Reputation: 2017
I want to group the results of a count(*) query into value buckets. I'm testing this on the dellstore2 postgresql sample database. My query below returns the right answers, but does so once for each row in the table (several thousand identical results). I can fix this by adding LIMIT 1
the the end of the query but I'd like to understand why I'm getting the duplicates in case it points to a wider problem with my approach. The query is:
SELECT
(SELECT count(*)
FROM
orders
WHERE
totalamount > 0 AND totalamount <= 100) AS ">0 <= 100",
(SELECT count(*)
FROM
orders
WHERE
totalamount > 100 AND totalamount <= 200) AS ">100 <= 200"
...
FROM
orders;
EDIT Andomar's answer also allowed me to find the following approach (adapted from an example in SQL in a nutshell (O'Reilly)). This lets me have the buckets in one column, with a row for each bucket/answer pairing. I thought I'd include it for anyone with that use-case:
SELECT CASE
WHEN totalamount IS NULL THEN 'Unknown'
WHEN totalamount <= 100 THEN 'Not more than 100'
WHEN totalamount <= 200 THEN 'Not more than 200'
ELSE 'Over 200'
END "Bucket",
COUNT(*) "Number of results"
FROM
orders
GROUP BY CASE
WHEN totalamount IS NULL THEN 'Unknown'
WHEN totalamount <= 100 THEN 'Not more than 100'
WHEN totalamount <= 200 THEN 'Not more than 200'
ELSE 'Over 200'
END
ORDER BY
MIN(totalamount);
Upvotes: 1
Views: 2282
Reputation: 238136
You're selecting every row from orders
, and then for each row, the subqueries are evaluated.
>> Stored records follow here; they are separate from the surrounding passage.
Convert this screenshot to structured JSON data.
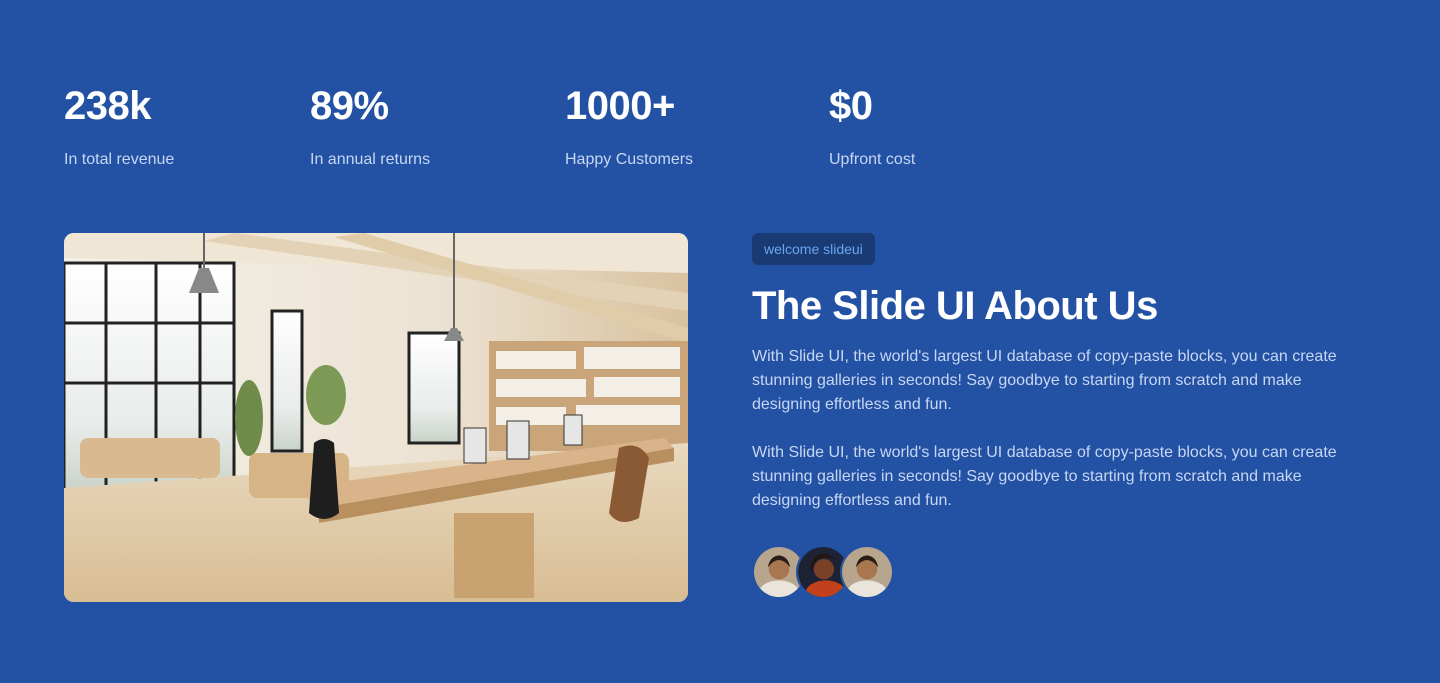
{
  "stats": [
    {
      "value": "238k",
      "label": "In total revenue"
    },
    {
      "value": "89%",
      "label": "In annual returns"
    },
    {
      "value": "1000+",
      "label": "Happy Customers"
    },
    {
      "value": "$0",
      "label": "Upfront cost"
    }
  ],
  "about": {
    "badge": "welcome slideui",
    "title": "The Slide UI About Us",
    "paragraphs": [
      "With Slide UI, the world's largest UI database of copy-paste blocks, you can create stunning galleries in seconds! Say goodbye to starting from scratch and make designing effortless and fun.",
      "With Slide UI, the world's largest UI database of copy-paste blocks, you can create stunning galleries in seconds! Say goodbye to starting from scratch and make designing effortless and fun."
    ]
  },
  "colors": {
    "background": "#2352a5",
    "badge_bg": "#193a72",
    "badge_text": "#6aa6f2",
    "muted_text": "#c7d6f2"
  }
}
Consider this approach instead:
select count(case when 0 < totalamount and totalamount <= 100 then 1 end)
as "<0,100]"
, count(case when 100 < totalamount and totalamount <= 200 then 1 end)
as "<100,200]"
from Orders
This would calculate both aggregates in a single table scan.
Upvotes: 6
Reputation: 2290
Because you included them as a subquery. From the looks of it, both the count subqueries are executed for each row in the orders
table. If you omit the from
piece from the main query you should only get one row.
For example, the query
SELECT 'John Doe' FROM orders
returns 'John Doe' for each row in the orders table.
SELECT 'John Doe'
only selects one row.
Disclaimer: this is sql server behaviour.
Upvotes: 3